The doctor’s eyebrows raised in surprise. “You don’t wish me to, Eve?”

“That is true.”

“How curious. Are you a robot with compassion then?”

“I do not know what you mean.”

“If you are, and I get a shot at you, we’ll have to program it right out. I don’t know sometimes why things happen as they do in Robot City. First we get robots with artistic leanings (another trait I had to get rid of) and now compassionate robots. Is that a tear in your eye, Eve, or just a trick of the light? Don’t respond, I was only joking.”

Ariel returned from the Personal in time to hear the last of Avery’s comments. She was about to speak, to tell Avery to zip up his mouth, when she noticed what was happening to Adam.

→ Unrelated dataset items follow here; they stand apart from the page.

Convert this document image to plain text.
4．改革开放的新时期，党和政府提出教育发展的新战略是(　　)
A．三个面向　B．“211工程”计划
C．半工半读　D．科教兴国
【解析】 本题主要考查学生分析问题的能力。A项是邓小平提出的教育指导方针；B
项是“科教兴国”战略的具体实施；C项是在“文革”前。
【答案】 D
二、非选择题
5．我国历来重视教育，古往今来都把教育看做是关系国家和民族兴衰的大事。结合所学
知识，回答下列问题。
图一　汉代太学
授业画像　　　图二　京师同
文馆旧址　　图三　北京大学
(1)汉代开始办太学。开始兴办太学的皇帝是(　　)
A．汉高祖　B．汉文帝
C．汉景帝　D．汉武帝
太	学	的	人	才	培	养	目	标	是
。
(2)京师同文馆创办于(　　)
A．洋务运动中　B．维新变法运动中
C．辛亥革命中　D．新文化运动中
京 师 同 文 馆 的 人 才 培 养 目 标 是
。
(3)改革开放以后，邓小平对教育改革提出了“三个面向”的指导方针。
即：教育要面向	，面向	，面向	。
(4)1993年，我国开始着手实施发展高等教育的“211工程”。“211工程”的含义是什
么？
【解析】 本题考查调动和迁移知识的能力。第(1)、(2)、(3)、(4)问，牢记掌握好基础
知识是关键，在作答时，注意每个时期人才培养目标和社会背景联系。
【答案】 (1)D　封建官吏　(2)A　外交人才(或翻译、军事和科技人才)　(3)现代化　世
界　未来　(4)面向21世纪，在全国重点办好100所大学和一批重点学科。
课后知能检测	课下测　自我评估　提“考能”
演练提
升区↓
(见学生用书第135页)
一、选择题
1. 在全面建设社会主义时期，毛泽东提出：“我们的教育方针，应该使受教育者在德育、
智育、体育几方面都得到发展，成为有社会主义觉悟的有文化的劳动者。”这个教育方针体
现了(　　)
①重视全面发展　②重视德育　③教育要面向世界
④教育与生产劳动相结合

Adam stood at the side of the desk, just slightly behind Avery. He was staring at the doctor and at the same time undergoing a transformation, changing shape. It was fascinating to watch. First his body seemed to shrink as he lost a few inches of height. (Was he trying to become a dancer? she wondered. Could that be possible? Wouldn’t his mass have to be concentrated impossibly for him to change to that size?) Then the shrinking stopped, and Adam’s shorter body began to expand outward, making him look rounder. His arms became shorter and hung differently, in a sort of apelike way. Then his face, which had been almost an exact replica of Derec’s, began to undulate slightly, with his chin puffing out and his forehead narrowing, his chin coming to a point, then reshaping itself to a rounder contour. At the top of his head, his metallic version of Derec’s sandy hair lightened to white and got longer, messier. But it was not until the next change that Ariel realized what was happening. Resembling the hair in color and texture, a silver bushy moustache appeared to sprout under Adam’s transformed nose.